Un equilibrio da inventare
Sul gas resta il nodo della produzione: i giacimenti tradizionali invecchiano, quelli cosiddetti di shale gas e offshore hanno vita breve, e il 90% degli investimenti serve solo a compensarne il declino. Senza nuovi progetti, ogni anno perderemmo l'equivalente della produzione combinata di Brasile e Norvegia. Tutto questo a fronte di una domanda globale di gas in aumento: quest'anno i consumi sono già saliti del 2% e nel computo complessivo mancano ancora due mesi freddi. Eppure, senza gas almeno per ora l'AI rischia di restare al buio.
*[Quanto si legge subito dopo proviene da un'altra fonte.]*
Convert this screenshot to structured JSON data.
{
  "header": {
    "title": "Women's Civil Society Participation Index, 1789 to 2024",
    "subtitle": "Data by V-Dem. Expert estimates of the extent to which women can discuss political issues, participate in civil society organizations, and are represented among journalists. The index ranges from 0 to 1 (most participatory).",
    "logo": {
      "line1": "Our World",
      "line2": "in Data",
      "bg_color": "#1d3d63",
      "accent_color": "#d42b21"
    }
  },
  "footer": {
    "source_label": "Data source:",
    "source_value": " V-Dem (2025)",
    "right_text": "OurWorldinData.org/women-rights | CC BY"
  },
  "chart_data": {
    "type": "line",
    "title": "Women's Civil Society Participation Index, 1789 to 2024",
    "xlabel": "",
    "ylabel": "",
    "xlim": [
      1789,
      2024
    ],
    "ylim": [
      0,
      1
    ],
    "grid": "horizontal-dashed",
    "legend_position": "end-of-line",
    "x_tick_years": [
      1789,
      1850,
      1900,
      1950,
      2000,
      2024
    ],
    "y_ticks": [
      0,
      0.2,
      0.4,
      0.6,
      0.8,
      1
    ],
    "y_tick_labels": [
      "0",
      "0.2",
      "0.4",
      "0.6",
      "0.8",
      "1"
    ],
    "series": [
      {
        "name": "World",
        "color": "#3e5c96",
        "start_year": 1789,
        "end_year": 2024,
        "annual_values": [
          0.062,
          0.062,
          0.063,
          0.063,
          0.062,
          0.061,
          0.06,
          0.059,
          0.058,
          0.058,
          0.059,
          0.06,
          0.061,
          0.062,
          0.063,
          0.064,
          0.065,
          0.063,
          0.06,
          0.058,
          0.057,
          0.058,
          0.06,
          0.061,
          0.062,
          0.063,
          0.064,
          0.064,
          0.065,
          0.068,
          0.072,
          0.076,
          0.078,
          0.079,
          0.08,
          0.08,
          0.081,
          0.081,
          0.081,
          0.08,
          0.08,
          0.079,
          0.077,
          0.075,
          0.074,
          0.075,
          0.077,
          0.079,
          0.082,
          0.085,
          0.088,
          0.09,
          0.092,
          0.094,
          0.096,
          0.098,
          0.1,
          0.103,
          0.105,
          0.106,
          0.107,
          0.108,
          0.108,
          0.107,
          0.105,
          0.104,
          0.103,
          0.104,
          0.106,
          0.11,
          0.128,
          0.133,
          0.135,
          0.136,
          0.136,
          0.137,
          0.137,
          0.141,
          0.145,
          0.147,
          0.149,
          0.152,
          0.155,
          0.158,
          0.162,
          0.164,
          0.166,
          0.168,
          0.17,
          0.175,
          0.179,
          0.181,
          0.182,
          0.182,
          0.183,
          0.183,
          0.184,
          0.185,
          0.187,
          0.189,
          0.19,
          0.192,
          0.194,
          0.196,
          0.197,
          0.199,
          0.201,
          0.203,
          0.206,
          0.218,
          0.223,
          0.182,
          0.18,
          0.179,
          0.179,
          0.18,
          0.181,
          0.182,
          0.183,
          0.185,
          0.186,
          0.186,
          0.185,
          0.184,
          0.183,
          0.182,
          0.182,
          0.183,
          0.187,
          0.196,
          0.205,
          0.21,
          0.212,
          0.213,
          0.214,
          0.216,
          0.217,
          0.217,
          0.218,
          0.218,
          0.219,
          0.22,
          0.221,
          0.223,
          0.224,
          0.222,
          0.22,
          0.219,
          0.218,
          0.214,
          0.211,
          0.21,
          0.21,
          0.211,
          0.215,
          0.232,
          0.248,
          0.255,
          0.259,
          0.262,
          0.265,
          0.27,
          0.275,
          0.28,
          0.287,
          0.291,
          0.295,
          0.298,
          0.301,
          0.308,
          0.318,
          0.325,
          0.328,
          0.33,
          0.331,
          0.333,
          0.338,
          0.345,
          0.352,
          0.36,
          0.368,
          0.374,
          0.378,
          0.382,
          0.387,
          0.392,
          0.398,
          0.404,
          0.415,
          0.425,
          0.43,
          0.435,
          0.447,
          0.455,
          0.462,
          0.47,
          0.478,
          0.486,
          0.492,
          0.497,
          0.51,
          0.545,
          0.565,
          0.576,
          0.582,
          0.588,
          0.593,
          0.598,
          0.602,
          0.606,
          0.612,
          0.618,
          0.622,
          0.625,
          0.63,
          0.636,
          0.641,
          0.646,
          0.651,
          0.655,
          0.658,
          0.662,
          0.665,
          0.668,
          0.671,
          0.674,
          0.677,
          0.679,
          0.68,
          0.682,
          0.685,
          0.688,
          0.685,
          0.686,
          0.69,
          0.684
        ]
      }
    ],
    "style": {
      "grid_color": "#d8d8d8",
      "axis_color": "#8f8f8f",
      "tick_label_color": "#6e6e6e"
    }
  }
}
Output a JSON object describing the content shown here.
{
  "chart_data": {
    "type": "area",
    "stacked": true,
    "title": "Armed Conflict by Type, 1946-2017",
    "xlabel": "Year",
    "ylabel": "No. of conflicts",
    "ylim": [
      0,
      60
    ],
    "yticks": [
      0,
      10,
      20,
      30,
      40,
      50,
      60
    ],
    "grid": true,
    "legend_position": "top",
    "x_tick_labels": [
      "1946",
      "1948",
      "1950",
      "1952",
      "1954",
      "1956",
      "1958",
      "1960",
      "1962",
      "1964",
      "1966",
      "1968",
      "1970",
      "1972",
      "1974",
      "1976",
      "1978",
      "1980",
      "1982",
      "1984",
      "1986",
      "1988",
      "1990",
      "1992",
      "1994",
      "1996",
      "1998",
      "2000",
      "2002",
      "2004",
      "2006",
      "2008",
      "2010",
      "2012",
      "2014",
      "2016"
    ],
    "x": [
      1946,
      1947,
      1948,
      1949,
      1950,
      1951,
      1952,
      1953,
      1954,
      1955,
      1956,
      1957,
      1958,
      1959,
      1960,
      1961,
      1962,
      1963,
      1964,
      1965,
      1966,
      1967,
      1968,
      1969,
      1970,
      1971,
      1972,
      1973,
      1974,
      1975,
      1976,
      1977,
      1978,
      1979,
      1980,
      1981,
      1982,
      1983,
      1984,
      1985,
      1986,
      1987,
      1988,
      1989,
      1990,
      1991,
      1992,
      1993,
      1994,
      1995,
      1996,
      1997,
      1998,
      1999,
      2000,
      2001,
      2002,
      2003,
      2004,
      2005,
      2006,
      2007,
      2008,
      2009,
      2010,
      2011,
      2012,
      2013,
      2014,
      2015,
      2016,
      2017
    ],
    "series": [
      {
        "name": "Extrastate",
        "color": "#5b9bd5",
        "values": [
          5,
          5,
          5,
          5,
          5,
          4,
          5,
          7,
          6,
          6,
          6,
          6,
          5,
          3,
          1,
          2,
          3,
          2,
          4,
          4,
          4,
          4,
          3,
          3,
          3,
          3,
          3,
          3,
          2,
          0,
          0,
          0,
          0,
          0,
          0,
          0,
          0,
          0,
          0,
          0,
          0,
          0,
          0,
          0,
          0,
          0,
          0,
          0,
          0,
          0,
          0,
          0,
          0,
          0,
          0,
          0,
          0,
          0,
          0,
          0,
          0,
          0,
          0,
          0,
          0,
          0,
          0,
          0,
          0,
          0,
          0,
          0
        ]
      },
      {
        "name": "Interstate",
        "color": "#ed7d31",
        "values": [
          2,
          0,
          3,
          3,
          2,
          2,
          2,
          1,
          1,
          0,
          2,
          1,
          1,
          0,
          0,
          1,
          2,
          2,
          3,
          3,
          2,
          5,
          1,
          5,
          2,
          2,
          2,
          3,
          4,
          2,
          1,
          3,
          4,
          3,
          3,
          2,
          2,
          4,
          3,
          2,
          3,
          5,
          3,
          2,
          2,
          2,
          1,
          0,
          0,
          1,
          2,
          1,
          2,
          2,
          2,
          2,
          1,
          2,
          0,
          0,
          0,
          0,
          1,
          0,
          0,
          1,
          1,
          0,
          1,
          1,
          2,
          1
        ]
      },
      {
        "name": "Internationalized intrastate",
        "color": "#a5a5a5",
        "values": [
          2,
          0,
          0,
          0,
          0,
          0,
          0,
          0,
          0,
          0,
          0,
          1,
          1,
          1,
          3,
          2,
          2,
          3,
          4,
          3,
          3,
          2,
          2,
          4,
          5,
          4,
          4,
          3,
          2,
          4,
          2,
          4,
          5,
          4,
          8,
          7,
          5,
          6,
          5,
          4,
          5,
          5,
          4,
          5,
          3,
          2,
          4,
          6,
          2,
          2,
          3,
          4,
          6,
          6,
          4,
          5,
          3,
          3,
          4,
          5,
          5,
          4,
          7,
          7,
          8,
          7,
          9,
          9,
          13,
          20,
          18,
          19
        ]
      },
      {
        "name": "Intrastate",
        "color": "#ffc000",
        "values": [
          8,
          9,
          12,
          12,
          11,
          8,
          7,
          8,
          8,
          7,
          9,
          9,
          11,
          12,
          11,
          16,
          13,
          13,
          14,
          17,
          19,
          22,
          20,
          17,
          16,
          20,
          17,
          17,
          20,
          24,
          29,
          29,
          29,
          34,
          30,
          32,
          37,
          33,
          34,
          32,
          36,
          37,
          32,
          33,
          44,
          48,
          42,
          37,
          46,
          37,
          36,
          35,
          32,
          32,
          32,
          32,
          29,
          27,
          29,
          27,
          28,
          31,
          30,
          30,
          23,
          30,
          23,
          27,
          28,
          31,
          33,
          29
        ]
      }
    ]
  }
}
La vera sfida non è solo alimentare l'intelligenza artificiale, ma farlo in modo intelligente: evitare che la soluzione diventi parte del problema rilanciando gli investimenti nel settore. Perché se anche un prompt può valere una lampadina accesa per venti minuti, il futuro dell'energia dipenderà da come sapremo alimentarla e, al momento giusto, spegnerla.